Im ersten Messzeitraum bis Ende September 2019 konnte InSight 450 Ereignisse aufzeichnen, von denen 174 bisher ausgewertet wurden. Durchschnittlich entspricht das einem Beben täglich. Untersucht wurde, wie sich seismische Wellen durch den Planeten ausbreiten. Vergleichbar mit Röntgenstrahlung können die Forscher so Rückschlüsse auf die Beschaffenheit ziehen.
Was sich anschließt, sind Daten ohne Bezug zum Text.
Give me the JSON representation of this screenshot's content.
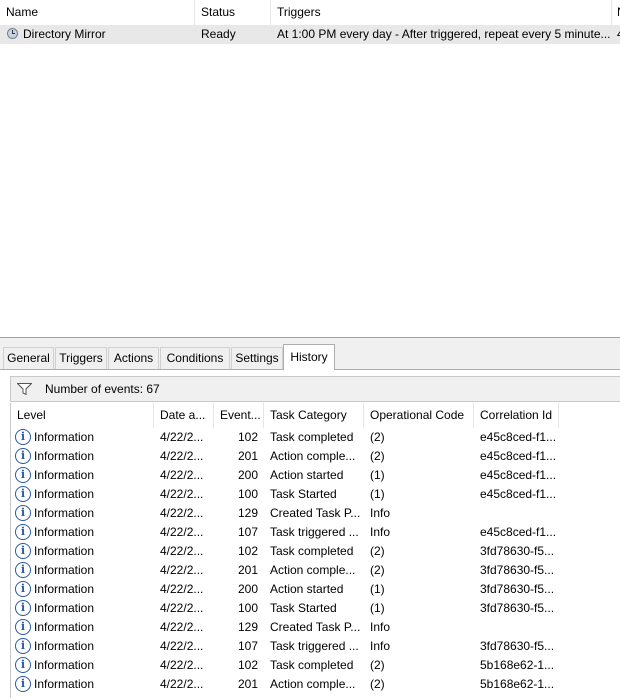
{
  "task_list": {
    "columns": [
      {
        "label": "Name"
      },
      {
        "label": "Status"
      },
      {
        "label": "Triggers"
      },
      {
        "label": "N"
      }
    ],
    "task": {
      "icon": "clock-icon",
      "name": "Directory Mirror",
      "status": "Ready",
      "triggers": "At 1:00 PM every day - After triggered, repeat every 5 minute...",
      "extra": "4"
    }
  },
  "tabs": [
    {
      "label": "General",
      "active": false
    },
    {
      "label": "Triggers",
      "active": false
    },
    {
      "label": "Actions",
      "active": false
    },
    {
      "label": "Conditions",
      "active": false
    },
    {
      "label": "Settings",
      "active": false
    },
    {
      "label": "History",
      "active": true
    }
  ],
  "history": {
    "filter_icon": "filter-icon",
    "events_label": "Number of events: 67",
    "columns": [
      {
        "label": "Level"
      },
      {
        "label": "Date a..."
      },
      {
        "label": "Event..."
      },
      {
        "label": "Task Category"
      },
      {
        "label": "Operational Code"
      },
      {
        "label": "Correlation Id"
      }
    ],
    "rows": [
      {
        "level": "Information",
        "date": "4/22/2...",
        "event_id": "102",
        "category": "Task completed",
        "op_code": "(2)",
        "correlation": "e45c8ced-f1..."
      },
      {
        "level": "Information",
        "date": "4/22/2...",
        "event_id": "201",
        "category": "Action comple...",
        "op_code": "(2)",
        "correlation": "e45c8ced-f1..."
      },
      {
        "level": "Information",
        "date": "4/22/2...",
        "event_id": "200",
        "category": "Action started",
        "op_code": "(1)",
        "correlation": "e45c8ced-f1..."
      },
      {
        "level": "Information",
        "date": "4/22/2...",
        "event_id": "100",
        "category": "Task Started",
        "op_code": "(1)",
        "correlation": "e45c8ced-f1..."
      },
      {
        "level": "Information",
        "date": "4/22/2...",
        "event_id": "129",
        "category": "Created Task P...",
        "op_code": "Info",
        "correlation": ""
      },
      {
        "level": "Information",
        "date": "4/22/2...",
        "event_id": "107",
        "category": "Task triggered ...",
        "op_code": "Info",
        "correlation": "e45c8ced-f1..."
      },
      {
        "level": "Information",
        "date": "4/22/2...",
        "event_id": "102",
        "category": "Task completed",
        "op_code": "(2)",
        "correlation": "3fd78630-f5..."
      },
      {
        "level": "Information",
        "date": "4/22/2...",
        "event_id": "201",
        "category": "Action comple...",
        "op_code": "(2)",
        "correlation": "3fd78630-f5..."
      },
      {
        "level": "Information",
        "date": "4/22/2...",
        "event_id": "200",
        "category": "Action started",
        "op_code": "(1)",
        "correlation": "3fd78630-f5..."
      },
      {
        "level": "Information",
        "date": "4/22/2...",
        "event_id": "100",
        "category": "Task Started",
        "op_code": "(1)",
        "correlation": "3fd78630-f5..."
      },
      {
        "level": "Information",
        "date": "4/22/2...",
        "event_id": "129",
        "category": "Created Task P...",
        "op_code": "Info",
        "correlation": ""
      },
      {
        "level": "Information",
        "date": "4/22/2...",
        "event_id": "107",
        "category": "Task triggered ...",
        "op_code": "Info",
        "correlation": "3fd78630-f5..."
      },
      {
        "level": "Information",
        "date": "4/22/2...",
        "event_id": "102",
        "category": "Task completed",
        "op_code": "(2)",
        "correlation": "5b168e62-1..."
      },
      {
        "level": "Information",
        "date": "4/22/2...",
        "event_id": "201",
        "category": "Action comple...",
        "op_code": "(2)",
        "correlation": "5b168e62-1..."
      }
    ]
  },
  "colors": {
    "selected_row": "#e8e8e8",
    "info_icon": "#2a5aa8",
    "panel_bg": "#f0f0f0"
  }
}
Eine künstlerische Konzept-Animation zeigt eine Simulation der seismischen Wellen eines Marsbeben, die sich durch die einzelnen Gesteinsschichten des Mars bewegen:
Marsbeben schwächer als auf der Erde
Marsbeben sind vergleichbar mit Erbeben, haben allerdings kleinere Magnituden. Die Magnitude gibt Auskunft über die Stärke einer Erschütterung. 24 Beben am Mars hatten eine Stärke zwischen 3 und 4. Diese würde man auf der Erde leicht spüren. Ihre Wellen breiten sich durch den Marsmantel aus. Der andere Teil der gemessenen Ereignisse hatte kleinere Magnituden, ihre Herdtiefe, also der Ursprung des Bebens, ist geringer und die Wellen breiten sich mit einer höheren Frequenz aus.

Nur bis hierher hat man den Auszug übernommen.